Mannheimia glucosida

Scientific classification
- Domain: Bacteria
- Kingdom: Pseudomonadati
- Phylum: Pseudomonadota
- Class: Gammaproteobacteria
- Order: Pasteurellales
- Family: Pasteurellaceae
- Genus: Mannheimia
- Species: M. glucosida
- Binomial name: Mannheimia glucosida Angen et al. 1999
- Type strain: CCUG 38457^{T}; CIP 106063^{T}; DSM 19638^{T}; P925

= Mannheimia glucosida =

- Authority: Angen et al. 1999

Species of bacterium

Mannheimia glucosida is a species of Gram-negative bacteria in the family Pasteurellaceae. It was first described in 1999 following a taxonomic revision of the Pasteurella haemolytica complex.

== Etymology ==
The species name glucosida is derived from the Greek word glykys meaning "sweet" and the Latin suffix -ida, indicating a connection to glucosides.

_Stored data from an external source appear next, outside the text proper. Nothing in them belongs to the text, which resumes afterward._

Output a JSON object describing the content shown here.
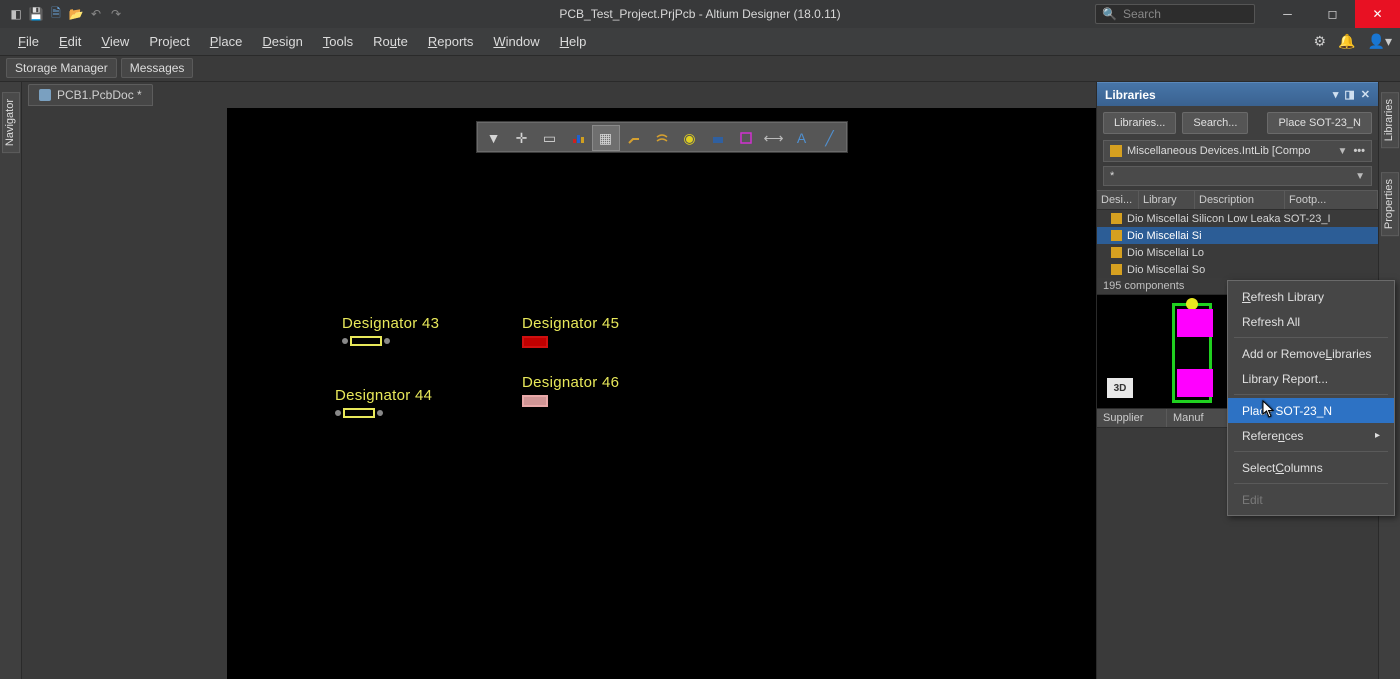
{
  "title": "PCB_Test_Project.PrjPcb - Altium Designer (18.0.11)",
  "search_placeholder": "Search",
  "menu": {
    "file": "File",
    "edit": "Edit",
    "view": "View",
    "project": "Project",
    "place": "Place",
    "design": "Design",
    "tools": "Tools",
    "route": "Route",
    "reports": "Reports",
    "window": "Window",
    "help": "Help"
  },
  "subtabs": {
    "storage": "Storage Manager",
    "messages": "Messages"
  },
  "doctab": "PCB1.PcbDoc *",
  "vtab_left": "Navigator",
  "vtab_right_top": "Libraries",
  "vtab_right_bot": "Properties",
  "components": {
    "d43": "Designator 43",
    "d44": "Designator 44",
    "d45": "Designator 45",
    "d46": "Designator 46"
  },
  "libraries": {
    "header": "Libraries",
    "btn_lib": "Libraries...",
    "btn_search": "Search...",
    "btn_place": "Place SOT-23_N",
    "selected_lib": "Miscellaneous Devices.IntLib [Compo",
    "filter_value": "*",
    "cols": {
      "c1": "Desi...",
      "c2": "Library",
      "c3": "Description",
      "c4": "Footp..."
    },
    "rows": [
      "Dio Miscellai Silicon Low Leaka SOT-23_I",
      "Dio Miscellai Si",
      "Dio Miscellai Lo",
      "Dio Miscellai So"
    ],
    "count": "195 components",
    "btn_3d": "3D",
    "suppl_cols": {
      "c1": "Supplier",
      "c2": "Manuf"
    }
  },
  "context_menu": {
    "refresh": "Refresh Library",
    "refresh_all": "Refresh All",
    "add_remove": "Add or Remove Libraries",
    "report": "Library Report...",
    "place": "Place SOT-23_N",
    "references": "References",
    "columns": "Select Columns",
    "edit": "Edit"
  }
}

The name reflects the bacterium's ability to ferment glucoside sugars.

== Morphology and physiology ==
M. glucosida is a non-motile, Gram-negative coccobacillus. It is facultatively anaerobic and forms small, grayish, smooth colonies on blood agar, often exhibiting β-hemolysis. The bacterium grows optimally at 37°C and can ferment glucose, lactose, maltose, and sucrose without gas production. It is oxidase-positive and catalase-positive.

== Isolation and habitat ==
The type strain was isolated from the lung of a sheep. Other strains have been recovered from the upper respiratory tracts of healthy ruminants, especially sheep and cattle, indicating a role as part of the commensal microbiota.

== Clinical significance ==
M. glucosida has been implicated in ovine mastitis. A 2010 study in southeastern Australia found it in 50% of clinical mastitis cases, while it was rarely found in healthy udder samples.

Although primarily a veterinary organism, M. glucosida has also been isolated from a human bite wound, suggesting its potential as a zoonotic pathogen.

== Molecular identification ==
Molecular diagnostic methods such as PCR and 16S rRNA gene sequencing are used to identify M. glucosida. A 2015 study validated a multiplex PCR assay that differentiates among closely related Pasteurellaceae species, including M. glucosida, based on capsule loci and other genetic markers.